When Historical Accuracy Goes Too Far
Last night I watched some travel videos concerning St. Augustine, Florida while remembering my recent trip and looking forward to returning. (Of course, rooting for Fort Caroline and the Huguenots, looking at videos of St. Augustine undoubtedly made me a traitor of sorts!). In this video, a costumed reenactor representing a Spanish soldier of 1740 was giving a musket-firing demonstration. Harmless enough, I thought. But after firing, he actually looked into the crowd and said “and another Protestant bites the dust.”
I felt that this was very offensive, not to mention shocking. I cannot imagine how I would have felt if I had been standing there, for as a Protestant there are already many places in St. Augustine that I feel my faith is unwelcome. I understand that the Spanish Catholics saw the French Protestants as nonbelievers and probably would have expressed such sentiments, but it is not appropriate and certainly does not honor the dead, considering that I know the event from where this sentiment came.
It seems that the massacre of Matanzas near St. Augustine, where nearly 250 men were slaughtered for their faith and for upholding the French flag, can unfortunately be used as fodder for jokes and used as a “teaching tool.” I agree that visitors should understand that there was enmity between the two groups. Even if this was a man costumed from 1565, it still would not have been acceptable, but it would have made sense. But in 1740? There were no Protestants in St. Augustine!
Now I may just be sensitive in this regard, but I felt personally offended and am particularly saddened that the bloodshed Protestants faced in the area of the Nation’s Oldest City is made into comedic material or quick little jabs meant to “entertain.” I feel that if other ethnic or religious groups would have been referred to in such a way, there would have been an outcry. It seems that when Indian or Spanish burial grounds and the like are uncovered, any remains are laid to rest with great ceremony or at least some amount of respect.
Nearly four and a half centuries after the French martyrs died at Matanzas, their sacrifice is being cheapened, dishonored, and offended. It was no walk in the park, being shipwrecked, suffering under the pretense of hoped-for mercy, and having their hands tied behind their backs. It was no joke to make the decision to die rather than renounce their God and the faith they held so dear.
If so many other events and sacrifices are remembered, why not this? It is arguably the bloodiest event in St. Augustine history and should be treated with interest, respect, and a desire to educate others on what truly happened. Yet, thinking on that video, I remembered that I have encountered such “jokes” personally.

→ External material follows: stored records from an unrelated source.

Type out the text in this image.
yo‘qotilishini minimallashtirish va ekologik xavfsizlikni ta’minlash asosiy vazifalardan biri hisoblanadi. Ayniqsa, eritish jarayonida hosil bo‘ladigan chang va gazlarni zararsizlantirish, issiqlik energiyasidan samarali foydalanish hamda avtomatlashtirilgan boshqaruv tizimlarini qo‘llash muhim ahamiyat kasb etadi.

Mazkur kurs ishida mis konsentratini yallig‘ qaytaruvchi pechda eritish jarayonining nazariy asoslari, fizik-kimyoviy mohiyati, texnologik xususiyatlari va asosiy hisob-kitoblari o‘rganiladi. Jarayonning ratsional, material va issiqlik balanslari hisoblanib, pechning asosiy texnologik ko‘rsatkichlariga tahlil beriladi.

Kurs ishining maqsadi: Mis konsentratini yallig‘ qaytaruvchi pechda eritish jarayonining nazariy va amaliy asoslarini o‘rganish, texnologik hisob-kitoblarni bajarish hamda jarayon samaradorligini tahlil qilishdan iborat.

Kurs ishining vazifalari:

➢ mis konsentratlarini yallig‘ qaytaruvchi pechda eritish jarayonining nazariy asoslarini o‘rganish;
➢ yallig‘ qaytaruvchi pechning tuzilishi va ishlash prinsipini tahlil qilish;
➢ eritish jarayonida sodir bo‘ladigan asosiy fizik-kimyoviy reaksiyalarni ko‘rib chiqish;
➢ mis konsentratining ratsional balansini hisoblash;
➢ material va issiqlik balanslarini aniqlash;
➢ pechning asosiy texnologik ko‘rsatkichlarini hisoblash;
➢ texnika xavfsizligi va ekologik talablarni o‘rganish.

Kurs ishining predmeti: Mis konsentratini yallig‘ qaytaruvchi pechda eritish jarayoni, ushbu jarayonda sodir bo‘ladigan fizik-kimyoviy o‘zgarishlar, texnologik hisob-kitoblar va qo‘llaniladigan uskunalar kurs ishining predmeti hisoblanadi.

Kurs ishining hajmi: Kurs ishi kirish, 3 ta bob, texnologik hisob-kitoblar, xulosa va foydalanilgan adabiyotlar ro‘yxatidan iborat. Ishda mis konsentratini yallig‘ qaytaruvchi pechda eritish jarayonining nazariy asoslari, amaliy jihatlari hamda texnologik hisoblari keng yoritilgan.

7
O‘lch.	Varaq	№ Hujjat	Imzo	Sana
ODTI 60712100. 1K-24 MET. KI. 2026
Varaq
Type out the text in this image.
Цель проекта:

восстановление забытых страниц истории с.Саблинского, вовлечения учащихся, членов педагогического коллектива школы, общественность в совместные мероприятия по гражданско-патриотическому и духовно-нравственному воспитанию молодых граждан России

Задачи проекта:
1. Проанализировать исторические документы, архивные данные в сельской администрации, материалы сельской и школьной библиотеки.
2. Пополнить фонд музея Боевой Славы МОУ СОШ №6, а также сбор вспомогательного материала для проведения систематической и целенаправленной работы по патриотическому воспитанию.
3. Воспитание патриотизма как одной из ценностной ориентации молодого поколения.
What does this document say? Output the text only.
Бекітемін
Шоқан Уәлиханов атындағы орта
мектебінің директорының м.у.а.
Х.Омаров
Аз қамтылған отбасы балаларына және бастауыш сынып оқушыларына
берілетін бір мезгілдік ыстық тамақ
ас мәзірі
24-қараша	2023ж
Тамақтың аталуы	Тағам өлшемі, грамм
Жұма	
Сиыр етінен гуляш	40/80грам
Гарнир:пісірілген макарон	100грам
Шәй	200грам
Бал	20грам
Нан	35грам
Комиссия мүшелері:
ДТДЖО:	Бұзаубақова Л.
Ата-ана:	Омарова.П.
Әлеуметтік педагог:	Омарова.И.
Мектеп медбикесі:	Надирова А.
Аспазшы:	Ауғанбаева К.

Once while I was riding a sightseeing train at St. Augustine’s famous Fountain of Youth, I noticed a man dressed in full sixteenth century garb. He asked if there were any French on the train, and said that if there were, they had better stay there, because there was only one thing they were good for. It took me a moment to realize that there was a fine line between stating historical fact, mocking, and trying to “entertain.” I do not think other bloody events in St. Augustine’s history would have been cheapened in such a way. It should not be casually spoken of, tossed around for “authenticity,” or demeaned. It was no joke.

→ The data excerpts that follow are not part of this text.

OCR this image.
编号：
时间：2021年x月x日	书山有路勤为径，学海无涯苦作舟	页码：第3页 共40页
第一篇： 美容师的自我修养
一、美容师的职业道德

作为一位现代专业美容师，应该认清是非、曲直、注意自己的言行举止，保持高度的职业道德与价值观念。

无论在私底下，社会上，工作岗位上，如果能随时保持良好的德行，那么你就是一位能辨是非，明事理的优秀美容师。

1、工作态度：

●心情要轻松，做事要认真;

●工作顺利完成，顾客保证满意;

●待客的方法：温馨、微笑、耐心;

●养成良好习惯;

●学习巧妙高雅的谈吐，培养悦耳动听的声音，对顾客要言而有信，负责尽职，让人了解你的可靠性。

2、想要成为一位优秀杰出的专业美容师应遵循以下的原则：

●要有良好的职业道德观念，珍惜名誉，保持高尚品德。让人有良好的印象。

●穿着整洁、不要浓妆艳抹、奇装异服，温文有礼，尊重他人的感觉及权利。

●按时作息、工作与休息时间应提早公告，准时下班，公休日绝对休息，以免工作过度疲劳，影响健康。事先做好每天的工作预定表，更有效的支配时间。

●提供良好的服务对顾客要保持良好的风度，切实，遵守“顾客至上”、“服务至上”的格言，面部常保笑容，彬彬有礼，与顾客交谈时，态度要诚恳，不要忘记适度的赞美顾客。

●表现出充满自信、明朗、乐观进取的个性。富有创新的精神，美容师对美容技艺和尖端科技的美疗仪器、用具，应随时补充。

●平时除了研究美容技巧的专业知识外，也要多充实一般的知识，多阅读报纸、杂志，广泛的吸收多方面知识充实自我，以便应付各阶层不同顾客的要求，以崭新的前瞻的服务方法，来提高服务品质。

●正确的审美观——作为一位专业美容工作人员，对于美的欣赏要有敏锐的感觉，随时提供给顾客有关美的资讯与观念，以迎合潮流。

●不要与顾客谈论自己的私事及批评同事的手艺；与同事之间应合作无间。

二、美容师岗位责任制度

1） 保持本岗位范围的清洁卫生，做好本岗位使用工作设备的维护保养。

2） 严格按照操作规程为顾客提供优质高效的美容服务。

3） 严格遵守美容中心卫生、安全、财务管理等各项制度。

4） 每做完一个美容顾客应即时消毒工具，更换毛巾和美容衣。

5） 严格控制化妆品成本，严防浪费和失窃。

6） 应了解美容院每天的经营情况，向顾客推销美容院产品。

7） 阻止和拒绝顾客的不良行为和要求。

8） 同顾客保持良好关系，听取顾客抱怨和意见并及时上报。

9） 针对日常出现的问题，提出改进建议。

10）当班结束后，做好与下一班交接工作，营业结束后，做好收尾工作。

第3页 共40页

In both instances, the one I witnessed and the one I encountered through video, I am sure the reenactors thought they were being “authentic” and perhaps even “cute.” But, even if you happen to be from a different denomination, it is not all right to insult and demean Christians of any stripe, and it is not all right to vilify the dead and make light of their bloodshed. May the Huguenots be remembered only for their faith and courage!